Case-Based Planning with User Preferences for Web Service Composition

Case-Based Planning with User Preferences for Web Service Composition

Yamina Hachemi (Djillali Liabes University of Sidi Bel Abbes, Sidi Bel Abbes, Algeria) and Sidi Mohamed Benslimane (LabRi Laboratory, École Supérieure en Informatique, Sidi Bel Abbes, Algeria)
Copyright: © 2014 |Pages: 14
DOI: 10.4018/IJWP.2014100104


Web services composition has emerged as a solution to answer the requester's requirements. However, the selection of an appropriate Web service has become a difficult task due to the number of Web services present on the Web and mostly they offer similar functionalities. User preferences are a key factor that can be used to rank candidate services and retain only the best ones. To improve the process of web service composition the authors propose a Case-Based Planning (CBP) approach based on preferences which uses successful experiences in past to solve similar problems at present or/and in the future.
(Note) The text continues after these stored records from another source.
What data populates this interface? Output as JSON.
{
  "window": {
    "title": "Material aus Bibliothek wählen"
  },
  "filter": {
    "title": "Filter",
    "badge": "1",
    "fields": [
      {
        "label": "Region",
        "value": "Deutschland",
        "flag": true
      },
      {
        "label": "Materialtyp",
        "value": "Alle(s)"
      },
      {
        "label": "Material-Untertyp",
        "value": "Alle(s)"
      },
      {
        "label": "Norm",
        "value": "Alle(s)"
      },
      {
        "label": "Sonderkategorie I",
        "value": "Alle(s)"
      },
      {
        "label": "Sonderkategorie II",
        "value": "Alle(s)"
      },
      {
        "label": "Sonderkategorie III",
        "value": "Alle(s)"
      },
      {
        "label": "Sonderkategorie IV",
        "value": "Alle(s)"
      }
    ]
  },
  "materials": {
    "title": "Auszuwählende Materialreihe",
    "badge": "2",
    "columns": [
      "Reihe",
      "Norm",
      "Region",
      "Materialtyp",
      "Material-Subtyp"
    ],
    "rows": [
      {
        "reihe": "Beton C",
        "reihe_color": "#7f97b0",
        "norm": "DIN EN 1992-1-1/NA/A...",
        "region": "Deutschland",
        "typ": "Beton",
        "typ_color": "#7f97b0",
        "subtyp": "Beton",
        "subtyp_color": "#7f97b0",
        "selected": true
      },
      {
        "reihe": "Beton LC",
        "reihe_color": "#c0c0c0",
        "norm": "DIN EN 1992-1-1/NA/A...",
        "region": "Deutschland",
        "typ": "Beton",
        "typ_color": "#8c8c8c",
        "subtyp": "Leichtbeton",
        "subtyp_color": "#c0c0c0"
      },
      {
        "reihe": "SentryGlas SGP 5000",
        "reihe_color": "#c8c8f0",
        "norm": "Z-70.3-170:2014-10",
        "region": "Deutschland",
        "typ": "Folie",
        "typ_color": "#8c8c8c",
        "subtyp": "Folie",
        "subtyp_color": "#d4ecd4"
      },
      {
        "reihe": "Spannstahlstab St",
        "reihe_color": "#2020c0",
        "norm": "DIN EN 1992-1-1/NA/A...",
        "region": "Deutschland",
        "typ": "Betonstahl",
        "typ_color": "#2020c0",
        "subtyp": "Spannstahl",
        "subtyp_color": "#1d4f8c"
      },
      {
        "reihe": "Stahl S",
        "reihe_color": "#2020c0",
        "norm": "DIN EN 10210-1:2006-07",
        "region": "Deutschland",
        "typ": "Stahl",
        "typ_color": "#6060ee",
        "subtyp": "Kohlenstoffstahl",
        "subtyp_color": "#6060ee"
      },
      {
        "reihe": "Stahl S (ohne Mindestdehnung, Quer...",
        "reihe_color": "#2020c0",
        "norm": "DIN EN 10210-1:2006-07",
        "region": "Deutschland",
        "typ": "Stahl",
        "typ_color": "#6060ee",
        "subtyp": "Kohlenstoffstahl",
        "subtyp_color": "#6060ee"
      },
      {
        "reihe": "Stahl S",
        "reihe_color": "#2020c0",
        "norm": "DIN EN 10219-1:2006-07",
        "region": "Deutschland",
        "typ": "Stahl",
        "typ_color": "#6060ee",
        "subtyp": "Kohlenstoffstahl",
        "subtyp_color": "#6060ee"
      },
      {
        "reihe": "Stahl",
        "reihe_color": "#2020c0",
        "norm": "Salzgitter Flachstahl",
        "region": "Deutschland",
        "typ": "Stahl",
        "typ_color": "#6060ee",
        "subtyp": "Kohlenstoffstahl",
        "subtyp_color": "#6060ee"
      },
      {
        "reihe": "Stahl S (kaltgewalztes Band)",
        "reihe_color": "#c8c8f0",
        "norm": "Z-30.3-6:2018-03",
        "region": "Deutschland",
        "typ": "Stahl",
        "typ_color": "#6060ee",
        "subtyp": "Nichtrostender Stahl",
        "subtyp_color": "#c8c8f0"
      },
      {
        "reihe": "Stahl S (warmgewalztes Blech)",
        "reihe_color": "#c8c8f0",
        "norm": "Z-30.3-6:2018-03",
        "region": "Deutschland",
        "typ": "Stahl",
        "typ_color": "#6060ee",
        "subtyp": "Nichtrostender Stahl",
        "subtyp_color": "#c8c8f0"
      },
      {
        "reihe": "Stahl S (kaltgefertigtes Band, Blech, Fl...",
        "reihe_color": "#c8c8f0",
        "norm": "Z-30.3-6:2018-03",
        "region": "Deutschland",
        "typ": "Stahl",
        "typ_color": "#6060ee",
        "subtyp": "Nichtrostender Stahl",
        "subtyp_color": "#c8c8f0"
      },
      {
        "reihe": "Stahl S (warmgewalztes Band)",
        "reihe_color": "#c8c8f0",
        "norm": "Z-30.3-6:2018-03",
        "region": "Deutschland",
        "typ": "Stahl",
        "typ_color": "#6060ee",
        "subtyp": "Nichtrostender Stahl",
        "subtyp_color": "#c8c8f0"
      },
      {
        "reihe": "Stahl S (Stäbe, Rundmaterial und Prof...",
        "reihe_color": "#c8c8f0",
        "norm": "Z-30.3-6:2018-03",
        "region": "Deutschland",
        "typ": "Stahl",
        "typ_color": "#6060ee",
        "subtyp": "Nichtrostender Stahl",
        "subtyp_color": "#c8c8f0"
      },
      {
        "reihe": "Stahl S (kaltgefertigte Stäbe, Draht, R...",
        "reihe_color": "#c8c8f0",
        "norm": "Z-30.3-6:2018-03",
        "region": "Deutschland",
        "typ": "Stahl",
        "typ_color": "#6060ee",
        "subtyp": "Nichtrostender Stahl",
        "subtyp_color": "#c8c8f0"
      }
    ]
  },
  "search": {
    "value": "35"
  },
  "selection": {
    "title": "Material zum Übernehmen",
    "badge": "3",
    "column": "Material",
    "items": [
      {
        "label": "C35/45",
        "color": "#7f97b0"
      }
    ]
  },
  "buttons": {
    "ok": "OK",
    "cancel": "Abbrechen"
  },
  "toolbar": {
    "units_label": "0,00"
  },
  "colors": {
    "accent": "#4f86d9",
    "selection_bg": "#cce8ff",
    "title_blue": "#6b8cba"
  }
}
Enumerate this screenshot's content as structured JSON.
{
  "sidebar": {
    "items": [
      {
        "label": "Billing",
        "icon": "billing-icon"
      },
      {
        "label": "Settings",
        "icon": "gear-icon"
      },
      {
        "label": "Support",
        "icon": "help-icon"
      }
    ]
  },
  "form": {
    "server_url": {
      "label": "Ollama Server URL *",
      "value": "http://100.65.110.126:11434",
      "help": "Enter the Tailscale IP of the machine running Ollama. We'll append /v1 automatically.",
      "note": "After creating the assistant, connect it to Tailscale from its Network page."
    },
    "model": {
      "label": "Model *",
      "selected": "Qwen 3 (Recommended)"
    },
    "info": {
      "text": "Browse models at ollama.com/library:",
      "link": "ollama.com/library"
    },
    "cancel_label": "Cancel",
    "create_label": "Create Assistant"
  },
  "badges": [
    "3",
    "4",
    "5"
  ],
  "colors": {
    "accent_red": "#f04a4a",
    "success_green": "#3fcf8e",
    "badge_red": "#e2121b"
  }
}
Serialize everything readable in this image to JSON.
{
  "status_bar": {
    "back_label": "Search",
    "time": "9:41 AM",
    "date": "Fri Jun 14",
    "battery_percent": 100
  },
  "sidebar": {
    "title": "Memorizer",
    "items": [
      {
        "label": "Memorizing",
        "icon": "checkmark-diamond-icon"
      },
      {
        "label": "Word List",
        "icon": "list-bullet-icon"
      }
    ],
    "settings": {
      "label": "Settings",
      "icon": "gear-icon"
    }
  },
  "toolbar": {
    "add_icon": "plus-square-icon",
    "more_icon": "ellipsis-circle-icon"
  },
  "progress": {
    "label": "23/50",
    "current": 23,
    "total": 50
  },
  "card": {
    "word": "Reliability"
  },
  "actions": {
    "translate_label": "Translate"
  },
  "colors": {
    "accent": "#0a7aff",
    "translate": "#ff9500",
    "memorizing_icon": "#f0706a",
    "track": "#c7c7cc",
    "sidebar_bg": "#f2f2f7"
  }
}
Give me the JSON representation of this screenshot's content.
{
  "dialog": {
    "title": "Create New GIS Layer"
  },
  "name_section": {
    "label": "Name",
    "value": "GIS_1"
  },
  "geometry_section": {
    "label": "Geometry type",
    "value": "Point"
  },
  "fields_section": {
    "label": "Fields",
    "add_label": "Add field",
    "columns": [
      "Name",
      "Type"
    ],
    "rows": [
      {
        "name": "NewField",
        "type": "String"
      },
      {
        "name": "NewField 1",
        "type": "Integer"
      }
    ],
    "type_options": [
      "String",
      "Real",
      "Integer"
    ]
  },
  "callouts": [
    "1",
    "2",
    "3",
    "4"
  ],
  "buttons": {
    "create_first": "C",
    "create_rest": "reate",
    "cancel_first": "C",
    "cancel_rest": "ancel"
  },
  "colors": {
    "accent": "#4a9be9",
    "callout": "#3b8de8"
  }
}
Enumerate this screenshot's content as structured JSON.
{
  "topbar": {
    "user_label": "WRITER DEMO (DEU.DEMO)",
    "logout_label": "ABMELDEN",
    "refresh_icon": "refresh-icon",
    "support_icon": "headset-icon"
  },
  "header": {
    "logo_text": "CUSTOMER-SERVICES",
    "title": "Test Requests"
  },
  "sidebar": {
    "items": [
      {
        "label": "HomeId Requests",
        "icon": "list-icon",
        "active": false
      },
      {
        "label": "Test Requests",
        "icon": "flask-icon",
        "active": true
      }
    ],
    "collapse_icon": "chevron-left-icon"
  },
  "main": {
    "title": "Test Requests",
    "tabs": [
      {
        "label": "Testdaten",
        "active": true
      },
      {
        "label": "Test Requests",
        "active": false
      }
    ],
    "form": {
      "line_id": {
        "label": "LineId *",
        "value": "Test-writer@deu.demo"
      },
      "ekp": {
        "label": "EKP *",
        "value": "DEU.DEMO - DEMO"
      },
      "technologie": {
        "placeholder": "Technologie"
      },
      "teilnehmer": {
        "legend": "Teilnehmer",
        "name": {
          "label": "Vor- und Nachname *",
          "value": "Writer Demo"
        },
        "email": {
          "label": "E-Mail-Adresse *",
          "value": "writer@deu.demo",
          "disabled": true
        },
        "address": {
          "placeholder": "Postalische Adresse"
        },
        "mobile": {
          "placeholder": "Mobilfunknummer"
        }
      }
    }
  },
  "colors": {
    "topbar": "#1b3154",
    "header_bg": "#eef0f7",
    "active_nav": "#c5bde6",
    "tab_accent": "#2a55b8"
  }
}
How to make a choice base on non-functional factors becomes a problem that need to be solved. This paper, argues that the selection should be considered in a global manner based on the user's preferences. The authors present a framework that deals with web service composition based on user preferences and CBP method. Results obtained offer more than a solution to the user and taking both functional and non-functional requirements.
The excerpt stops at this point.